Indonesia Volcano Erupts, Killing 6By: Amanda Crum - August 10, 2013
A volcano erupted in East Nusa Tenggara, Indonesia early on Saturday morning, spewing ash thousands of feet into the air and smothering a nearby beach in lava. Six people were killed.
Mount Rokatenda, on the tiny island of Palue, has been rumbling since last year, and though there was an evacuation warning put in place as well as a 3 kilometer exclusionary zone around the base of the volcano, authorities say several residents stayed because they were accustomed to the activity. Among the victims are three adults and two children; a sixth victim has yet to be identified. The eruption, which shot ash and smoke over a mile into the air, lasted over four hours. Villagers have been evacuated due to the instability of the area.
Indonesia is a hotbed of volcanic activity because it sits on what is known as the “Ring Of Fire”, a series of fault lines that run in a horseshoe shape. There are nearly 130 active volcanoes in the country today.

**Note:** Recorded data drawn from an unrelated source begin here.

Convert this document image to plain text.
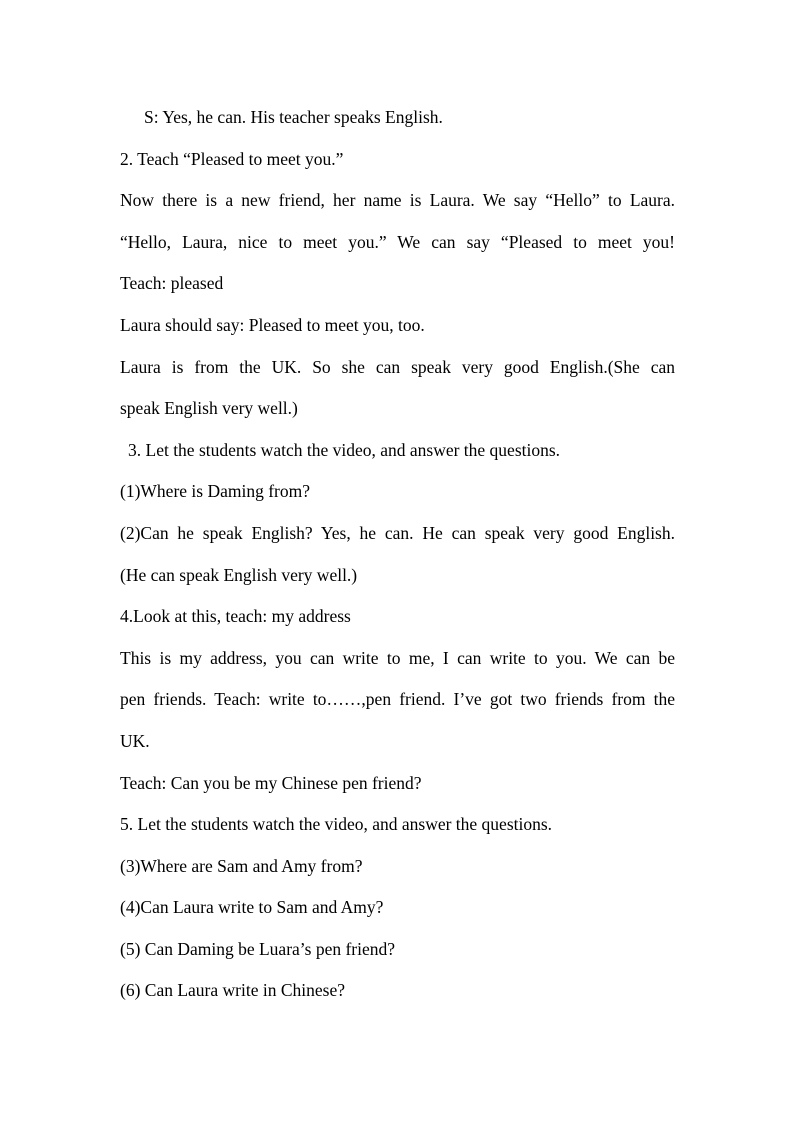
S: Yes, he can. His teacher speaks English.
2. Teach “Pleased to meet you.”
Now there is a new friend, her name is Laura. We say “Hello” to Laura.
“Hello, Laura, nice to meet you.” We can say “Pleased to meet you!
Teach: pleased
Laura should say: Pleased to meet you, too.
Laura is from the UK. So she can speak very good English.(She can
speak English very well.)
3. Let the students watch the video, and answer the questions.
(1)Where is Daming from?
(2)Can he speak English? Yes, he can. He can speak very good English.
(He can speak English very well.)
4.Look at this, teach: my address
This is my address, you can write to me, I can write to you. We can be
pen friends. Teach: write to……,pen friend. I’ve got two friends from the
UK.
Teach: Can you be my Chinese pen friend?
5. Let the students watch the video, and answer the questions.
(3)Where are Sam and Amy from?
(4)Can Laura write to Sam and Amy?
(5) Can Daming be Luara’s pen friend?
(6) Can Laura write in Chinese?
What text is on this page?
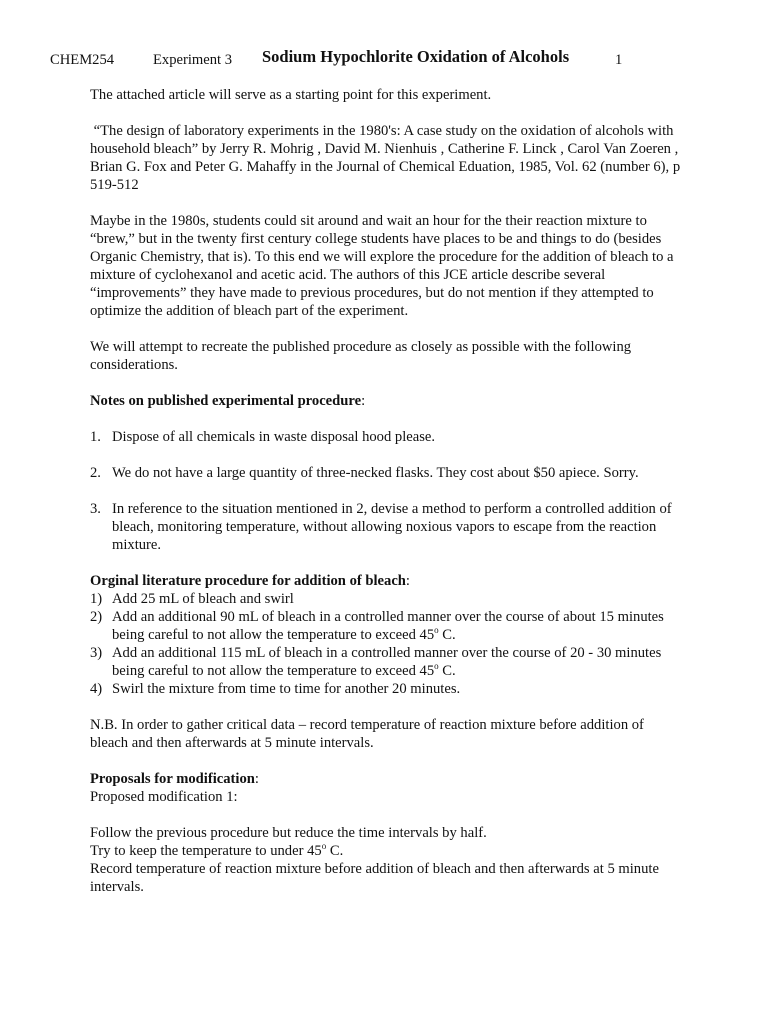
CHEM254	Experiment 3 Sodium Hypochlorite Oxidation of Alcohols	1

The attached article will serve as a starting point for this experiment.

“The design of laboratory experiments in the 1980's: A case study on the oxidation of alcohols with household bleach” by Jerry R. Mohrig , David M. Nienhuis , Catherine F. Linck , Carol Van Zoeren , Brian G. Fox and Peter G. Mahaffy in the Journal of Chemical Eduation, 1985, Vol. 62 (number 6), p 519-512

Maybe in the 1980s, students could sit around and wait an hour for the their reaction mixture to “brew,” but in the twenty first century college students have places to be and things to do (besides Organic Chemistry, that is). To this end we will explore the procedure for the addition of bleach to a mixture of cyclohexanol and acetic acid. The authors of this JCE article describe several “improvements” they have made to previous procedures, but do not mention if they attempted to optimize the addition of bleach part of the experiment.

We will attempt to recreate the published procedure as closely as possible with the following considerations.

Notes on published experimental procedure:

1. Dispose of all chemicals in waste disposal hood please.
2. We do not have a large quantity of three-necked flasks. They cost about $50 apiece. Sorry.
3. In reference to the situation mentioned in 2, devise a method to perform a controlled addition of bleach, monitoring temperature, without allowing noxious vapors to escape from the reaction mixture.

Orginal literature procedure for addition of bleach:

1) Add 25 mL of bleach and swirl
2) Add an additional 90 mL of bleach in a controlled manner over the course of about 15 minutes being careful to not allow the temperature to exceed 45$^o$ C.
3) Add an additional 115 mL of bleach in a controlled manner over the course of 20 - 30 minutes being careful to not allow the temperature to exceed 45$^o$ C.
4) Swirl the mixture from time to time for another 20 minutes.

N.B. In order to gather critical data – record temperature of reaction mixture before addition of bleach and then afterwards at 5 minute intervals.

Proposals for modification:

Proposed modification 1:

Follow the previous procedure but reduce the time intervals by half.

Try to keep the temperature to under 45$^o$ C.

Record temperature of reaction mixture before addition of bleach and then afterwards at 5 minute intervals.
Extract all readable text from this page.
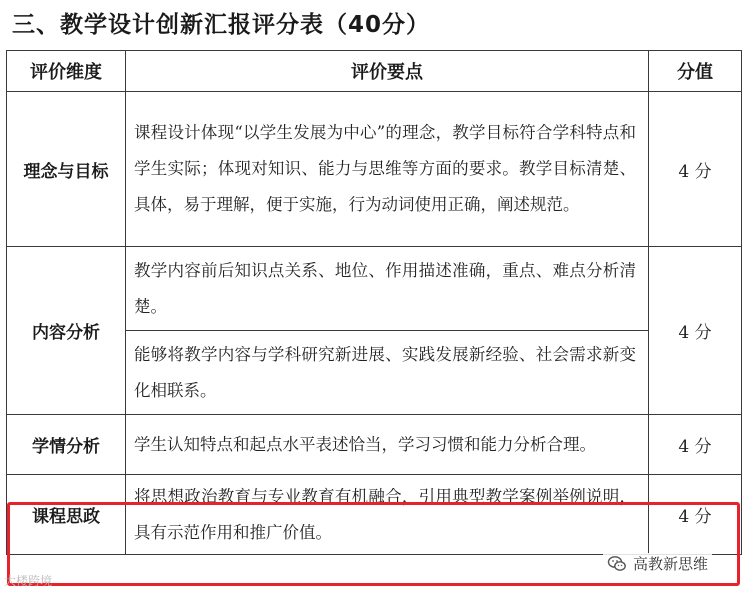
三、教学设计创新汇报评分表（40分）
评价维度	评价要点	分值
理念与目标	课程设计体现“以学生发展为中心”的理念，教学目标符合学科特点和学生实际；体现对知识、能力与思维等方面的要求。教学目标清楚、具体，易于理解，便于实施，行为动词使用正确，阐述规范。	4 分
内容分析	教学内容前后知识点关系、地位、作用描述准确，重点、难点分析清楚。	4 分
	能够将教学内容与学科研究新进展、实践发展新经验、社会需求新变化相联系。	
学情分析	学生认知特点和起点水平表述恰当，学习习惯和能力分析合理。	4 分
课程思政	将思想政治教育与专业教育有机融合，引用典型教学案例举例说明，具有示范作用和推广价值。	4 分
大楼跨境
高教新思维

Several volcanoes around the world have been active this year; one of the most recent, Mount Popocatepetl in Mexico, erupted in June after months of rumblings. Popo, as the mountain is called by locals, has an interesting story behind it; the myth about Popocatepetl and nearby volcano Iztaccíhuatl tells the tale of two star-crossed lovers, Popoca and Izztaccihuati (“White Lady”). Iztaccihuati, the daughter of an Aztec Emporer, fell in love with Popoca, who was sent off to war. When an enemy sent false word back home that Popoca was dead, Iztaccihuati died of a broken heart, and when Popoca came home victorious from battle to find her dead, he carried her body to the top of a mountain and had a funeral table built for her. Popoca stayed to watch over her until he, too, died of a broken heart. The Gods were touched by Popoca’s sacrifice and changed their bodies into great volcanos, making Popoca the largest one and dubbing it Popocatepetl (“Smoking Mountain”). The story goes that he sometimes throws out great plumes of smoke and ash as a reminder that he still watches over Iztaccihuatl, who lays sleeping still.